The solar industry in the United States has seen massive growth over the last few years aided by falling panel prices and stable incentives from the federal government. Between 2010 and 2013, annual installations grew almost four-fold to around 3,300 MW. However, the availability of easily accessible and cheap funding has been a concern for project developers. The solar investment tax credit [ITC], which provides a 30% tax credit to solar project developers and has traditionally helped to attract capital from tax equity investors, is set to expire in 2016. The ’1603′ Treasury program, which allows developers to encash their tax credits, is also set to expire in 2016, and this could potentially have an impact on funding for solar projects [SEIA]. Given these potential changes, it has become important for solar project developers to look at alternatives such as asset-backed securities to raise cheaper capital.
Solar Asset Backed Securities And Their Advantages
Asset backed securities [ABS] typically pool together a set of mortgages, automobile loans or credit card loans, and pass on the payments from these assets to investors. Solar project developers are also considering ABS as a vehicle to securitize power purchase agreements [PPA] as well as residential solar leases. This could allow them to cut down on financing cost as well as attract capital from a wider base of investors who want exposure to the solar sector.
ABS pools are generally broken up into different tranches or layers with each tranche having a different amount of credit risk and a related credit rating. The tranche with the highest credit rating and lowest risk is paid off first after which the second highest rated tranche is paid off and so on. The lowest rated tranche has the highest risk and accordingly the highest return. Since each ABS security represents a fraction of ownership in a pool of solar-related assets, it improves diversification and brings down the overall risk of the investment as compared to a single, large private investment. Additionally, the creditworthiness will now depend upon the credit quality of the collateral pool and not that of the issuer. The liquidity and marketability of ABS is also likely to be better compared to private investments, while pricing could also be more accurate since securities would be publicly traded [National Renewable Energy Lab]. Given these advantages and the lower risk, ABS can help to reduce the cost of funding for solar project developers. The ABS investments are likely to be attractive to investors such as insurance companies who seek longer duration securities.
While project developers haven’t ventured into asset backed securities for rooftop solar installations as of yet, Solar City (SCTY) has been planning to securitize its solar leases into asset backed securities [Gigaom]. If the sale works out well, we believe that other solar residential lease providers such as SunPower (SPWR), which is one of the largest residential solar lease providers in the United States could follow suit.

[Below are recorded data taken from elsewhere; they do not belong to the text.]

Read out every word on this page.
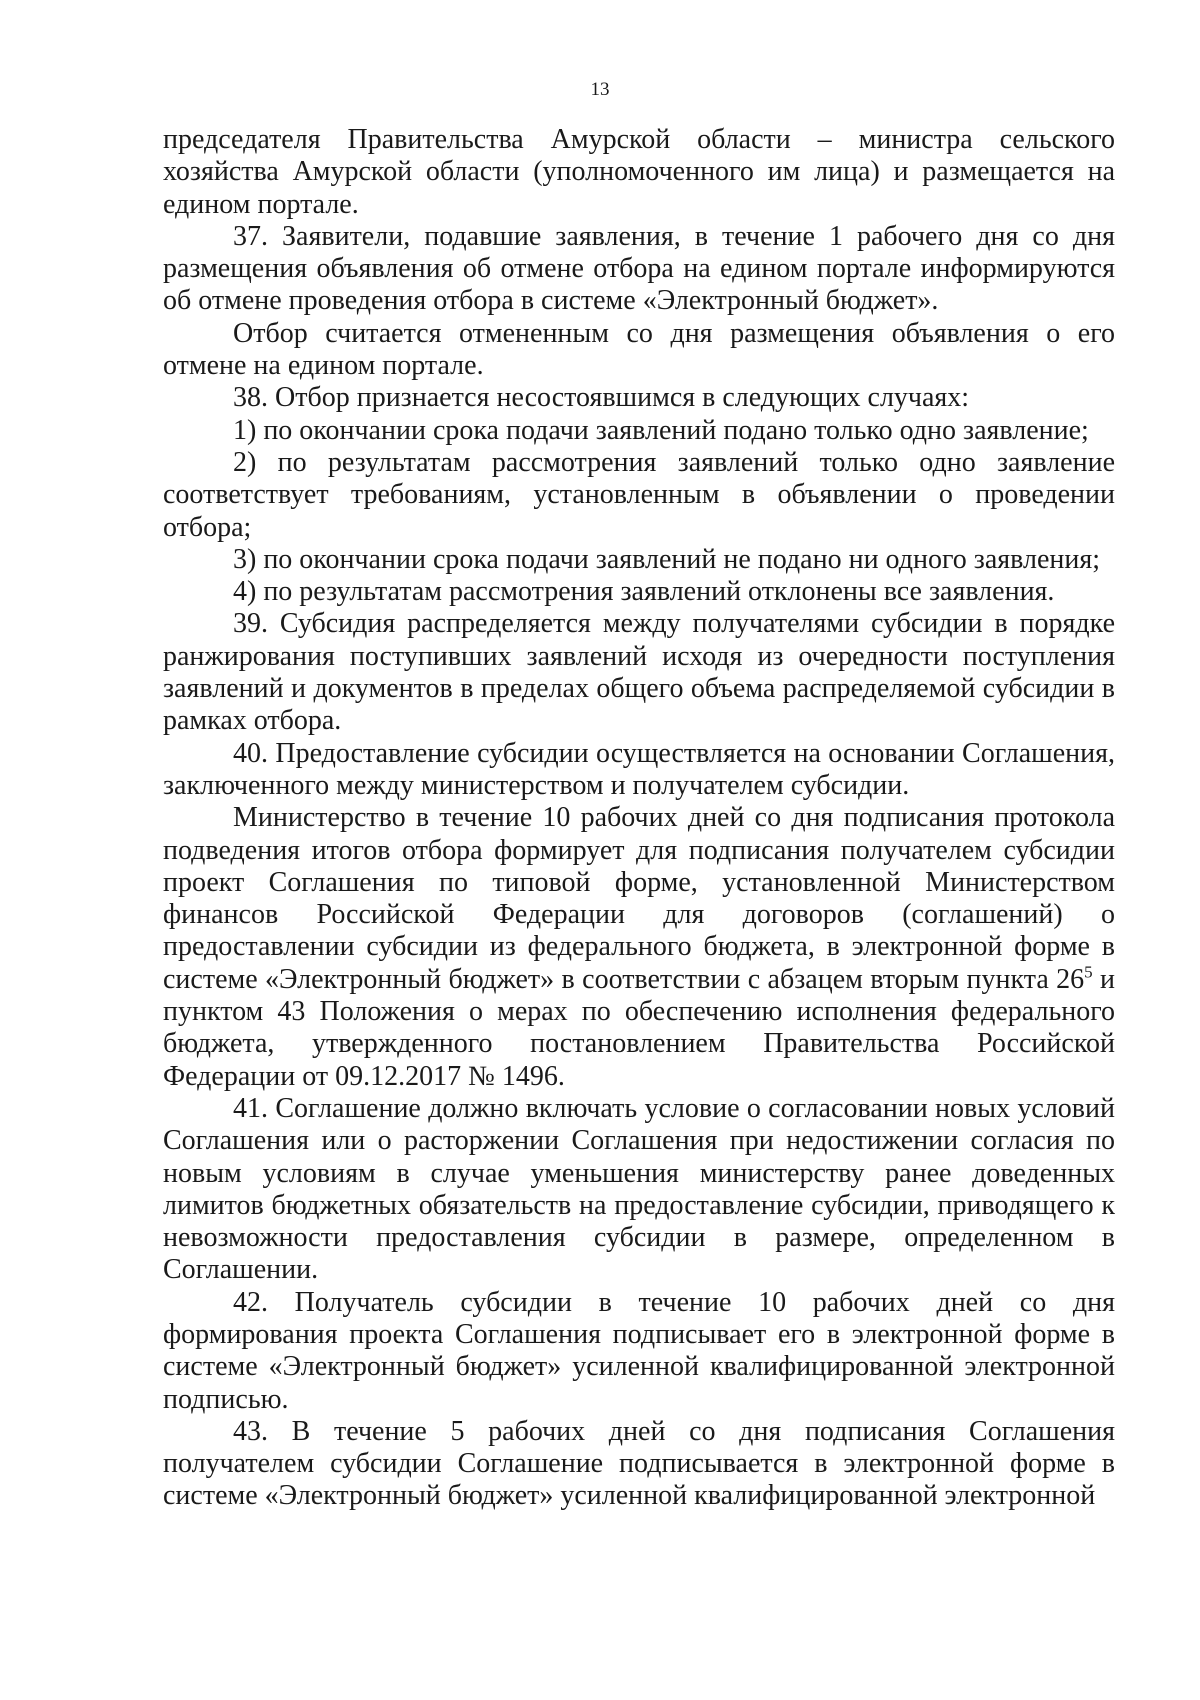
13

председателя Правительства Амурской области – министра сельского хозяйства Амурской области (уполномоченного им лица) и размещается на едином портале.

37. Заявители, подавшие заявления, в течение 1 рабочего дня со дня размещения объявления об отмене отбора на едином портале информируются об отмене проведения отбора в системе «Электронный бюджет».

Отбор считается отмененным со дня размещения объявления о его отмене на едином портале.

38. Отбор признается несостоявшимся в следующих случаях:

1) по окончании срока подачи заявлений подано только одно заявление;

2) по результатам рассмотрения заявлений только одно заявление соответствует требованиям, установленным в объявлении о проведении отбора;

3) по окончании срока подачи заявлений не подано ни одного заявления;

4) по результатам рассмотрения заявлений отклонены все заявления.

39. Субсидия распределяется между получателями субсидии в порядке ранжирования поступивших заявлений исходя из очередности поступления заявлений и документов в пределах общего объема распределяемой субсидии в рамках отбора.

40. Предоставление субсидии осуществляется на основании Соглашения, заключенного между министерством и получателем субсидии.

Министерство в течение 10 рабочих дней со дня подписания протокола подведения итогов отбора формирует для подписания получателем субсидии проект Соглашения по типовой форме, установленной Министерством финансов Российской Федерации для договоров (соглашений) о предоставлении субсидии из федерального бюджета, в электронной форме в системе «Электронный бюджет» в соответствии с абзацем вторым пункта $26^5$ и пунктом 43 Положения о мерах по обеспечению исполнения федерального бюджета, утвержденного постановлением Правительства Российской Федерации от 09.12.2017 № 1496.

41. Соглашение должно включать условие о согласовании новых условий Соглашения или о расторжении Соглашения при недостижении согласия по новым условиям в случае уменьшения министерству ранее доведенных лимитов бюджетных обязательств на предоставление субсидии, приводящего к невозможности предоставления субсидии в размере, определенном в Соглашении.

42. Получатель субсидии в течение 10 рабочих дней со дня формирования проекта Соглашения подписывает его в электронной форме в системе «Электронный бюджет» усиленной квалифицированной электронной подписью.

43. В течение 5 рабочих дней со дня подписания Соглашения получателем субсидии Соглашение подписывается в электронной форме в системе «Электронный бюджет» усиленной квалифицированной электронной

Lack Of Data And Participation Of Rating Agencies
There are some obstacles to securitizing solar assets. For one, credit rating agencies have been hesitant to take a lead in rating these deals given that it is an new asset class which lacks data. While the ABS securities are based leases that can run as long as 20 years, only around five years of data is available for rooftop solar installations so it may not be possible to reliably estimate the performance of the systems and the consequent payments from customers over an extended period [Greentech Media]. Besides data issues, there is also the risk that homeowners could default on their lease payments as well as a risk that the lease provider goes out of business or fails to adequately maintain the systems properly leading to performance degradation of the solar power system.
Master Limited Partnerships And Real Estate Investment Trusts
Other structures such as master limited partnerships (MLPs) and Real Estate Investment Trusts (REITs) could help to bring additional financing into the solar industry. Unlike an ABS which is a debt security, MLPs are used for equity financing. While companies formed as an MLP can trade on the stock markets like regular stock of corporations, they are taxed as partnerships, meaning that they do not pay income tax at the corporate level as long as they distribute a certain percentage of their income as dividends. Taxes are paid by individuals at their marginal tax rate. While MLPs are currently available for conventional energy companies, the U.S. Congress is considering expanding the MLP structure for renewable energy companies as well.
REITs, which have traditionally been used as a tax-advantaged means of investing in real estate and real-estate related assets, have also emerged as a potential structure for solar and renewable energy projects in recent times. Quite like MLPs, REITs enjoy favorable tax treatment and trade like shares of stock on exchanges. However there has been ambiguity regarding what portions of the solar projects that the IRS may accept as REIT assets and there are several issues to be resolved before Solar REITs can become a reality [Solar Industry].